Disease relapse was the leading cause of death, with most relapses occurring within the first two years after the transplant. Patients who experienced a relapse had a poor prognosis, with a median OS of less than 12 months. A minority of patients could benefit from a second alloHSCT, with a 3-year OS of 36%. With the growing availability of CAR-T cells, the role of a second alloHSCT remains to be defined.

The strengths of this study include the use of the same pediatric-inspired chemotherapy protocol [6, 7] for all patients, the adoption of a centrally MRD-driven strategy, the high number of patients, and the relatively long follow-up period. The limitations of our study arise from its retrospective nature, which introduces factors that could influence the transplant strategy, such as the choice of the donor, the conditioning regimen (reduced-intensity conditioning vs. myeloablative conditioning), and the GvHD prophylaxis, which were determined at the discretion of each center. Moreover, we lack information on specific high-risk subsets, such as Ph-like ALL.

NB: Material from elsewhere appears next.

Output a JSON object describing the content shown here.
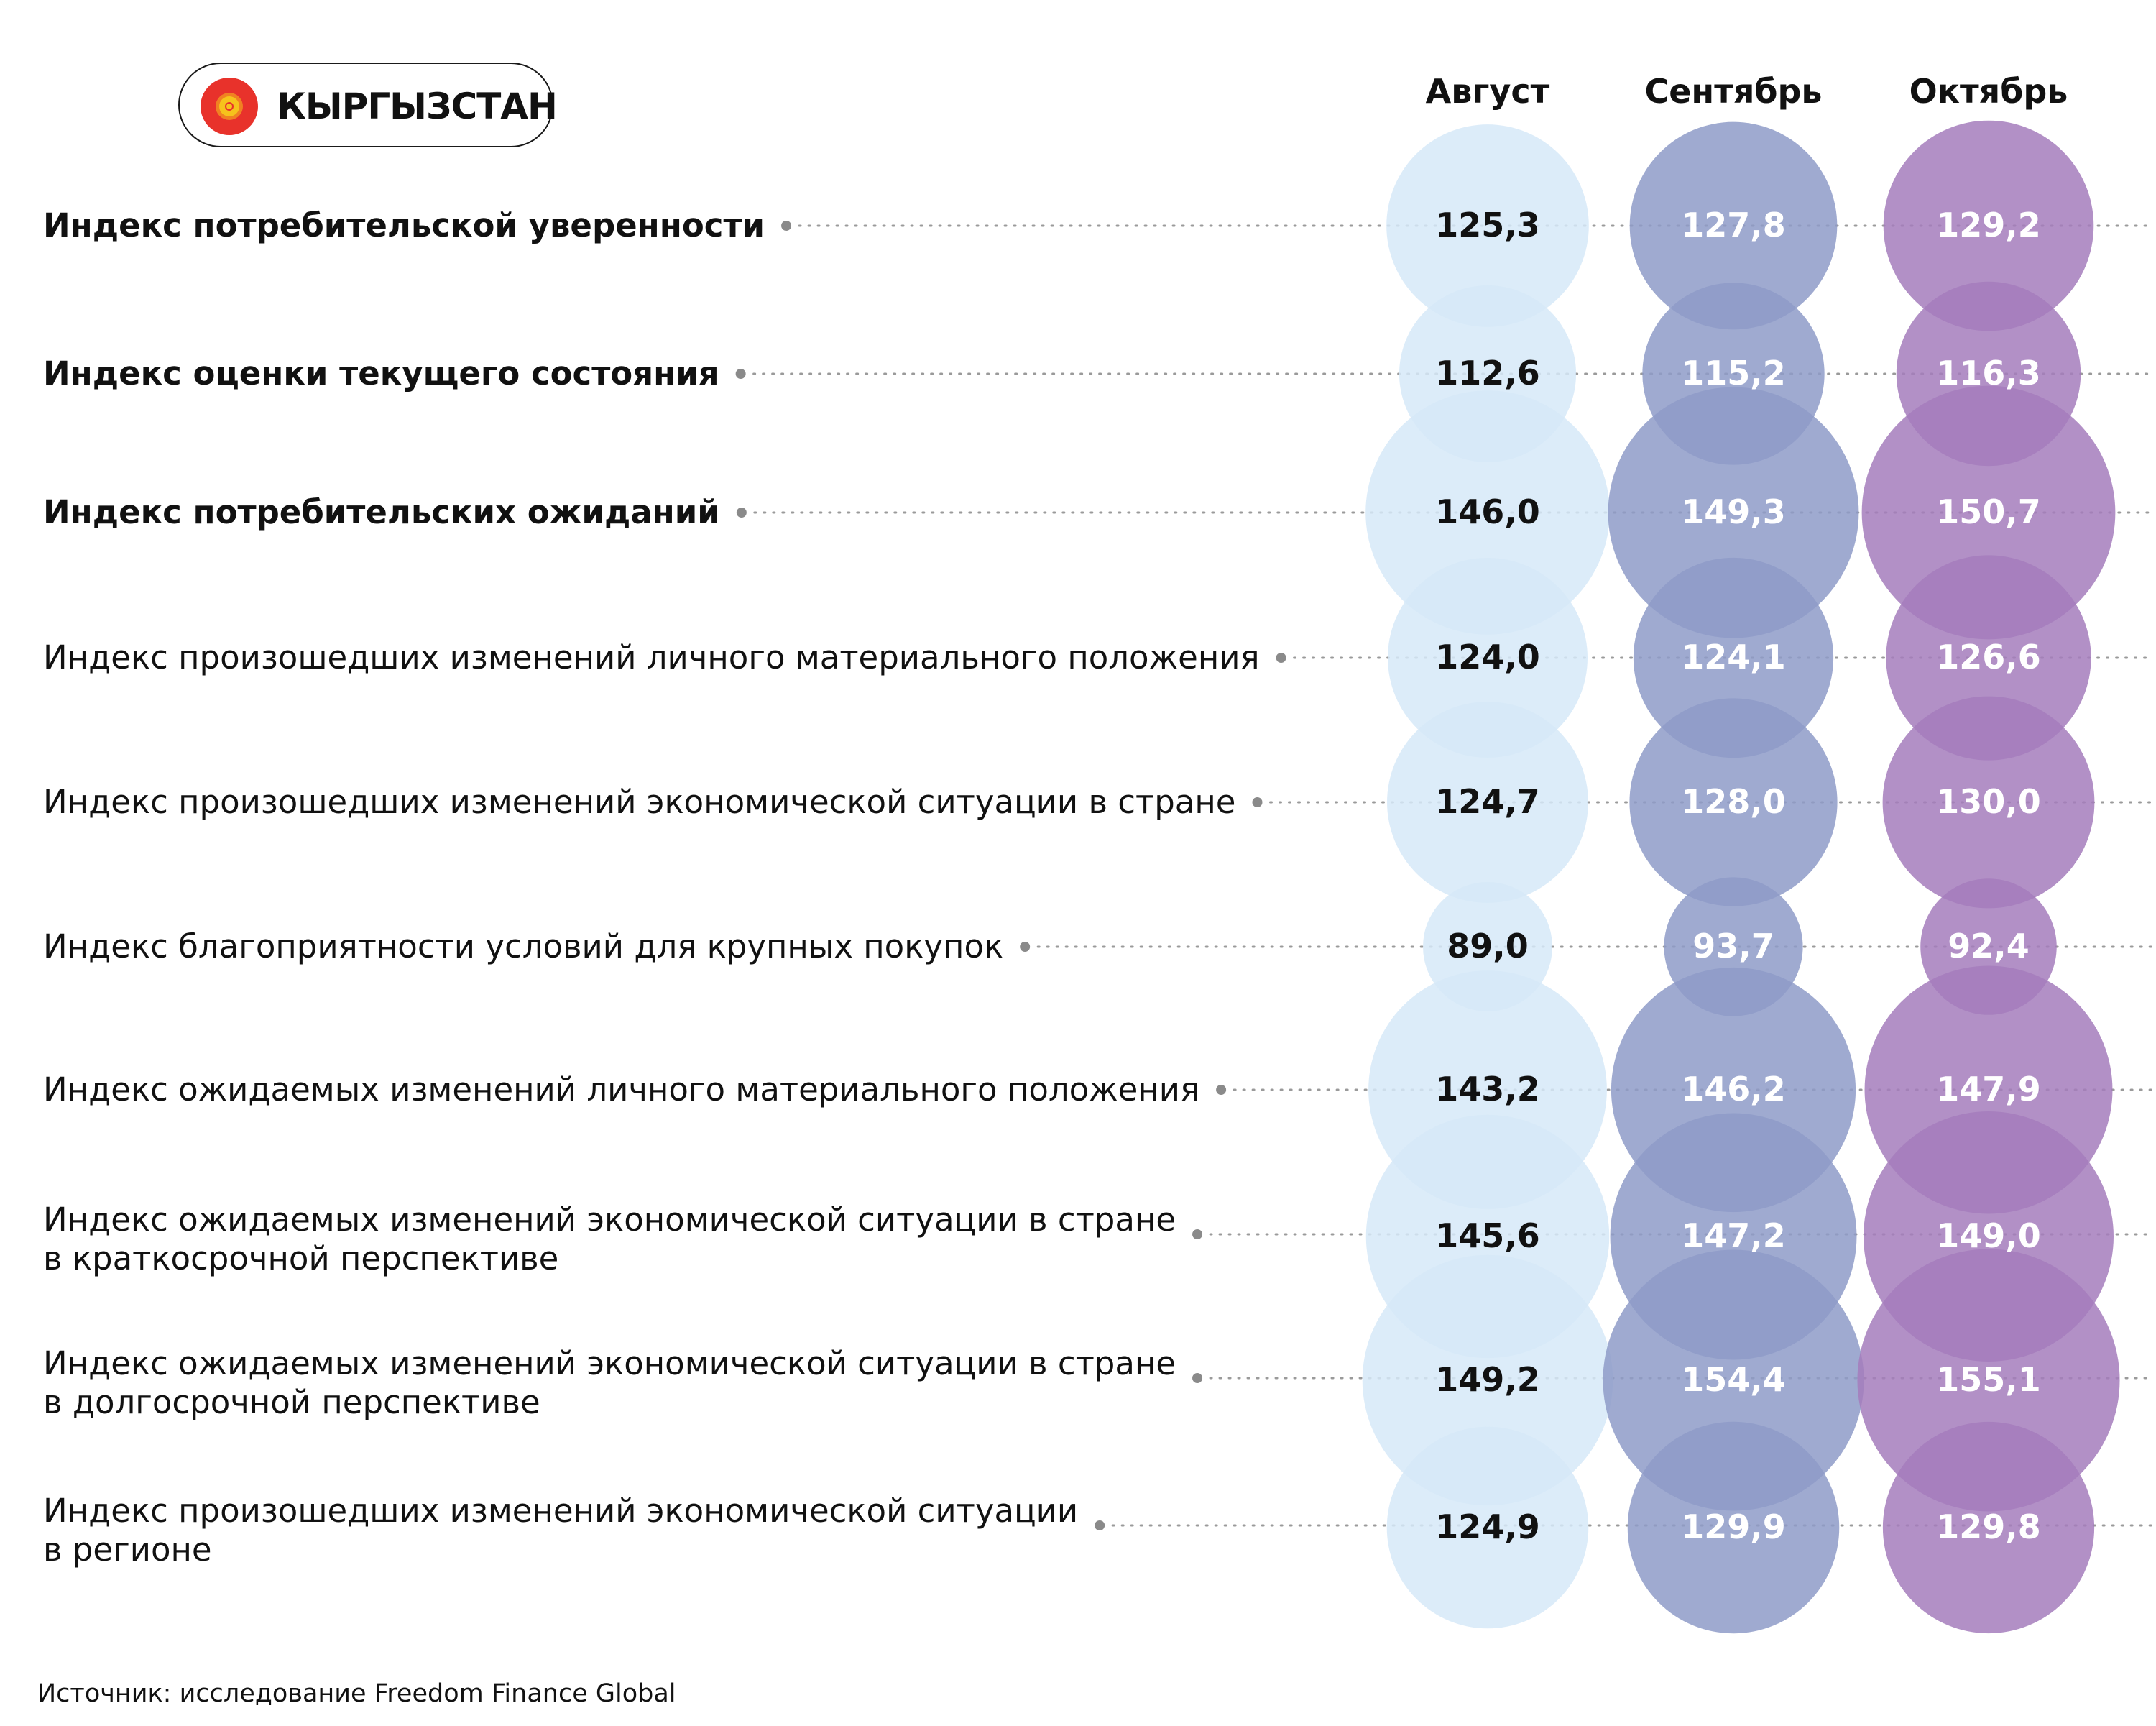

In conclusion, our multicenter analysis of adult patients with Ph-negative ALL who received a pediatric-inspired and MRD-oriented chemotherapy protocol emphasizes the importance of an accurate disease stratification at baseline and during clinical follow-up. This approach is essential in order to perform an alloHSCT in CR1 when clinically indicated and, ideally, after achieving a status of MRD negativity before the transplant. This strategy resulted in a low NRM, suggesting that transplant should also be offered to older patients.